JAKARTA – Salah satu upaya strategis untuk memacu kinerja industri manufaktur adalah harmonisasi kebijakan dan peraturan lintas kementerian. Hal ini yang telah menjadi bagian dari program prioritas nasional berdasarkan peta jalan Making Indonesia 4.0.
“Jadi, melalui kebijakan yang harmonis, aktivitas industri bisa terjaga dengan misalnya mendapatkan pasokan bahan baku, baik dari dalam maupun luar negeri. Selain itu, industri juga membutuhkan sumber daya manusia (SDM) dan teknologi. Ini yang tidak terpisahkan,” papar Menteri Perindustrian Airlangga Hartarto. Menperin menjelaskan, pemerintah saat ini ingin mengembalikan industri manufaktur menjadi sektor andalan dalam mengakselerasi pertumbuhan ekonomi nasional.
Baca Juga: Pemilu Diprediksi Berdampak Positif untuk Industri Manufaktur
Guna mencapai sasaran tersebut, diperlukan langkah kolaborasi dan sinergi antara pemangku kepentingan terkait mulai dari pemerintah, pelaku usaha, akademisi, hingga masyarakat. “Dengan Making Indonesia 4.0, kita harus optimistis mengembalikan industri manufaktur sebagai sektor mainstream dalam pembangunan nasional sehingga Kementerian Perindustrian tidak sendirian dalam upaya menjalankan pengembangan industri di Indonesia,” tuturnya. Airlangga menambahkan, agar industri nasional semakin berdaya saing global, dibutuhkan pula biaya energi yang lebih kompetitif seperti listrik dan gas industri.

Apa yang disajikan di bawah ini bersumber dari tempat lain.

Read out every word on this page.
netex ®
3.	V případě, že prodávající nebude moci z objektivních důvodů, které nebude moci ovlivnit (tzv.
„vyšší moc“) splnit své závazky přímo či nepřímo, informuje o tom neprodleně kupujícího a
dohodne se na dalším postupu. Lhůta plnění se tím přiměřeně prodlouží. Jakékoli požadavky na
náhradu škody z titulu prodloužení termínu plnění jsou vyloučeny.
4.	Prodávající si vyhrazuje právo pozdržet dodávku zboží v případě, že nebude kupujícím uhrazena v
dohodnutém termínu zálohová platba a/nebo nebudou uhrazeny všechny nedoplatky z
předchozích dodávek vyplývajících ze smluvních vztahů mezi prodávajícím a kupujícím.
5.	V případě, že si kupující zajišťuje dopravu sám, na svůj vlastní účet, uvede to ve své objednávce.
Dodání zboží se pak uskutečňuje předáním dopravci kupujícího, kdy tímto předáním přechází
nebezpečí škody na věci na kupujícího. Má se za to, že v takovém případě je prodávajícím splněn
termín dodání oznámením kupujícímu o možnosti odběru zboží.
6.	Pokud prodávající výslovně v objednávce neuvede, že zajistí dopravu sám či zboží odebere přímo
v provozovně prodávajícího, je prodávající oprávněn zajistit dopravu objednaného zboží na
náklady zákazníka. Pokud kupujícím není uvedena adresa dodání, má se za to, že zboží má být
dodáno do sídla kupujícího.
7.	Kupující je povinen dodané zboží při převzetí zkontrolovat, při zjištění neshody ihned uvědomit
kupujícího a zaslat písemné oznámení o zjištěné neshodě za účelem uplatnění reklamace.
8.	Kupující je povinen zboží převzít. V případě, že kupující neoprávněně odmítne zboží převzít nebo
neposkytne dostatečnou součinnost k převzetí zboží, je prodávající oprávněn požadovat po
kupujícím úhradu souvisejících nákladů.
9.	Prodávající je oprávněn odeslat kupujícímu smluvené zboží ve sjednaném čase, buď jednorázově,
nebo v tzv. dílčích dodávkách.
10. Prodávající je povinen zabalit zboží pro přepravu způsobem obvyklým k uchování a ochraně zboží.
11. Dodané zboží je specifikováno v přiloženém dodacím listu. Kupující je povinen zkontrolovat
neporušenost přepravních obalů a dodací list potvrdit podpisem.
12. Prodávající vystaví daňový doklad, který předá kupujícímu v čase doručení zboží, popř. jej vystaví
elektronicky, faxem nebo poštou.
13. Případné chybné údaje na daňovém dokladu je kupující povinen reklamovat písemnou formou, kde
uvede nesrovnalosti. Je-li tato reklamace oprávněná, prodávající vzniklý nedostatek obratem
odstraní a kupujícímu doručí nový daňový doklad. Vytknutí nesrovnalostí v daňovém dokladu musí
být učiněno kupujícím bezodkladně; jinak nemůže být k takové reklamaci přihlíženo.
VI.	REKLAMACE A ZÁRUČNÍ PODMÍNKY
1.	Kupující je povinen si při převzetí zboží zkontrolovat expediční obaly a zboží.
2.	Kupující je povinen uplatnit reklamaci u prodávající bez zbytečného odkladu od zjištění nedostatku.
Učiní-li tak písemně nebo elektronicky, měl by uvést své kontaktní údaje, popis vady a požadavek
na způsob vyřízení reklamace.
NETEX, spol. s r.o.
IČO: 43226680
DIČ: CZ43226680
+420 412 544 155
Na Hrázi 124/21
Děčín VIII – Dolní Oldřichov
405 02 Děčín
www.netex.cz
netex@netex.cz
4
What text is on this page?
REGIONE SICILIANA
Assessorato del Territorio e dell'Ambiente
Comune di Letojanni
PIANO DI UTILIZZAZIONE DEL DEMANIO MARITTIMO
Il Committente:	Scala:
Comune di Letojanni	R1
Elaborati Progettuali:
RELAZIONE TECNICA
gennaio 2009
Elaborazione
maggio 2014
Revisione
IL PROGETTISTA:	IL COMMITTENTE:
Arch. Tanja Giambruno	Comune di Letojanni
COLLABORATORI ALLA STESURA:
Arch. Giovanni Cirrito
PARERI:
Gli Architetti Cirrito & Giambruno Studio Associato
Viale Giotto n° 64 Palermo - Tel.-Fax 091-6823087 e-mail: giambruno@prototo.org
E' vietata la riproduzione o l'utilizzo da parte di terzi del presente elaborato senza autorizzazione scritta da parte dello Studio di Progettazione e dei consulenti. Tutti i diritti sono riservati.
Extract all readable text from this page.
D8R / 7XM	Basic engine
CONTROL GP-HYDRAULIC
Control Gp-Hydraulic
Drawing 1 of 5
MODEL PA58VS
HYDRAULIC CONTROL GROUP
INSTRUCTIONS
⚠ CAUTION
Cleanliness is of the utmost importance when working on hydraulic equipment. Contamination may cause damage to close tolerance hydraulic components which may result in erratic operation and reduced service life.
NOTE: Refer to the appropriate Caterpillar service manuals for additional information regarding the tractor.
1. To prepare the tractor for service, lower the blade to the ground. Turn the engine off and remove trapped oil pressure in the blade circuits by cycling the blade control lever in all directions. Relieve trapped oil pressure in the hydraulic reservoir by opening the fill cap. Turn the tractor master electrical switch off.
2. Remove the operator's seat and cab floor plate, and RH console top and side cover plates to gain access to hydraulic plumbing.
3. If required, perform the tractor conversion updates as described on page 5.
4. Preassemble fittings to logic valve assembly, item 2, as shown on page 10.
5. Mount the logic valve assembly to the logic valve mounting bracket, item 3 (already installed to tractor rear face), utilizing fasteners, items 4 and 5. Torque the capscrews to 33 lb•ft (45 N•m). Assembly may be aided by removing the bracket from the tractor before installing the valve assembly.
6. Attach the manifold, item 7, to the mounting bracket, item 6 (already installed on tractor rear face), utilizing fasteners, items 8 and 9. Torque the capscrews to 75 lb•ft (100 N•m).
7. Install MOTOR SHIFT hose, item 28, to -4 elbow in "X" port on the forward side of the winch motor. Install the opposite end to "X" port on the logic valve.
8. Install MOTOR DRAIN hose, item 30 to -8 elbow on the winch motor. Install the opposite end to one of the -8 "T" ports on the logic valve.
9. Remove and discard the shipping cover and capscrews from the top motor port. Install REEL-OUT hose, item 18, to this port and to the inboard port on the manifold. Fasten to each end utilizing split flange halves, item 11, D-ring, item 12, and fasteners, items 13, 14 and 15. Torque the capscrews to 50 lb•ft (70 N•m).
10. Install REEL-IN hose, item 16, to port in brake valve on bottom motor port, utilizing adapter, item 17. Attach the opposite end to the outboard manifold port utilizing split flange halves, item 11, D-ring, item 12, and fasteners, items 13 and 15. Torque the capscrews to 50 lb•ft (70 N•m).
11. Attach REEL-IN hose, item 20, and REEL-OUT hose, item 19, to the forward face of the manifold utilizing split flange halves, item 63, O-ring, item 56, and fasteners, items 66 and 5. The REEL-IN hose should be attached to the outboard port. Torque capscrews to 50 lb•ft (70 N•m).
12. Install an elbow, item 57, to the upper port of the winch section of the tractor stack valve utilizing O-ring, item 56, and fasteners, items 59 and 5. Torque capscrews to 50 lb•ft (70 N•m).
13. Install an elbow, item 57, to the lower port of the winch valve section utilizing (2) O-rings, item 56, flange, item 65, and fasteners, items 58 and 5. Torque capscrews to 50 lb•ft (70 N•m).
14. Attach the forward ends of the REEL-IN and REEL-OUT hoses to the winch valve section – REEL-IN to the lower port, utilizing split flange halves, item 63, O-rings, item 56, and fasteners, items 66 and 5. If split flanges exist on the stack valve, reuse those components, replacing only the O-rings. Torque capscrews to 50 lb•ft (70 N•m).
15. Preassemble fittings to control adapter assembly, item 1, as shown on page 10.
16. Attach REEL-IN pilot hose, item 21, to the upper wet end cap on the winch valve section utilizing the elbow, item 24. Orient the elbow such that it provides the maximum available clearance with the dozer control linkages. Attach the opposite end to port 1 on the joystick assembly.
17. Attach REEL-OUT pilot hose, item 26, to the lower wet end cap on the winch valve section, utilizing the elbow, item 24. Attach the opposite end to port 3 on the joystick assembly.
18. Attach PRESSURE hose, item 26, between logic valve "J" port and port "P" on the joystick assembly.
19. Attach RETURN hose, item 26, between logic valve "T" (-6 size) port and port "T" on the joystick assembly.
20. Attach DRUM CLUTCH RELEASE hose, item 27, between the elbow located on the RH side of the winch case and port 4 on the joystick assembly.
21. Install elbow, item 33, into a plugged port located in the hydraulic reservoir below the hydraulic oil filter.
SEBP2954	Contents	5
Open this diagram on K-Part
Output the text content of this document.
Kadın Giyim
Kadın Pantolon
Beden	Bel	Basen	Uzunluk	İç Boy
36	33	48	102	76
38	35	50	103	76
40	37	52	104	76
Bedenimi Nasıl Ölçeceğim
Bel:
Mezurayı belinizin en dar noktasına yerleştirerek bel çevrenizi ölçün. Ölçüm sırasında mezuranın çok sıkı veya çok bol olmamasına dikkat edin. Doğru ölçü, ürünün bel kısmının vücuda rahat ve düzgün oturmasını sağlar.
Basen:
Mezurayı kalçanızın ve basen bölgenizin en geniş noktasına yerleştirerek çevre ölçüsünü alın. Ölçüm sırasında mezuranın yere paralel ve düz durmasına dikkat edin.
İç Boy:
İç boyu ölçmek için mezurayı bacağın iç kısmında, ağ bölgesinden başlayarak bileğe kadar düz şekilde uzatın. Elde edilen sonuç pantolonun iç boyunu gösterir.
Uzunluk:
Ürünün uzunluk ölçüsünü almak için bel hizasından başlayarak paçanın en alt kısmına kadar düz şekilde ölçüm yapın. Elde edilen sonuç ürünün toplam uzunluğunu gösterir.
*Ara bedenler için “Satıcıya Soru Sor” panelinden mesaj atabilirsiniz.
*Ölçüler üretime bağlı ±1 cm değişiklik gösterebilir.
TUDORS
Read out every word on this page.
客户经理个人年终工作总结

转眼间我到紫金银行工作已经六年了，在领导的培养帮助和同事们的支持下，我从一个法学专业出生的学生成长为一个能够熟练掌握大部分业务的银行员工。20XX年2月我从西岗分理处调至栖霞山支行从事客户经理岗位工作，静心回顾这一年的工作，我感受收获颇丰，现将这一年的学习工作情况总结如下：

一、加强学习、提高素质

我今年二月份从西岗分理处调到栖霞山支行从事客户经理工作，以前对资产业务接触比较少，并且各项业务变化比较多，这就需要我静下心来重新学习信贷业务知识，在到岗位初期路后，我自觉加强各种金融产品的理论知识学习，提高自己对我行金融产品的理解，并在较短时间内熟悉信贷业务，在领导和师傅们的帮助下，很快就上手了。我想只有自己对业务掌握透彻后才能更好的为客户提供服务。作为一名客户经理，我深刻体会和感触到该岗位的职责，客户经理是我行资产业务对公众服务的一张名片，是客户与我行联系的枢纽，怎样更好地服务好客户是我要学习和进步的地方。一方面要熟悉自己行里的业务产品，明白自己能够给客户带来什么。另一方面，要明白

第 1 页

“Pemerintah bertekad untuk terus menciptakan iklim investasi yang kondusif, termasuk melalui pemberian fasilitas insentif fiskal berupa tax holiday dan tax allowance ,” imbuhnya. Apalagi, saat ini pemerintah sudah mencanangkan penerapan sistem Online Single Submission (OSS) untuk penyederhanaan perizinan usaha yang sejalan dengan kebijakan Pelayanan Terpadu Satu Pintu (PTSP). Program ini juga bertujuan guna menarik investor lebih banyak. “Dengan sistem OSS, begitu investor daftar, kemudian memenuhi syarat, dia langsung dapat tax holiday. Jadi lebih mudah. Baik itu investasi yang di bawah atau di atas Rp500 miliar, mereka akan dapat sekian tahun. Sedangkan, kalau di atas Rp30 triliun, bisa dapat tax holiday 20 tahun,” sebutnya.
Menperin meyakini, apabila kebijakan-kebijakan tersebut berjalan baik, bakal terjadi penambahan investasi, pertumbuhan populasi, dan peningkatan nilai tambah di sektor industri. Hingga Desember 2018 investasi industri nonmigas diperkirakan mencapai Rp226,18 triliun. Sementara itu, Ketua Umum Asosiasi Pengusaha Indonesia (APINDO) Hariyadi B Sukamdani mengatakan, pengembangan industri di Indonesia tidak semata bagian dari tugas Kemenperin, melainkan juga terkait dengan kementerian lain.
“Oleh karenanya diperlukan dukungan seperti Kementerian Keuangan untuk fiskalnya, Kementerian Perdagangan tentang distribusinya, dan BKPM mengenai investasi,” jelasnya. Wakil Presiden Direktur PT Pan Brothers Tbk Anne Patricia Sutanto mengakui dalam upaya membangun industri nasional yang berdaya saing global dibutuhkan waktu yang tidak singkat. Apalagi di sektor hulu untuk kembali untung dari investasinya bisa memakan waktu hingga tujuh tahun.
“Saya rasa semua pengusaha tidak ada yang mau dirugikan. Untuk itu, konsistensi pemerintah perlu bersifat panjang. Jadi, harus ada keselarasan di regulasinya, terutama dalam menghadapi industri 4.0,” ungkapnya.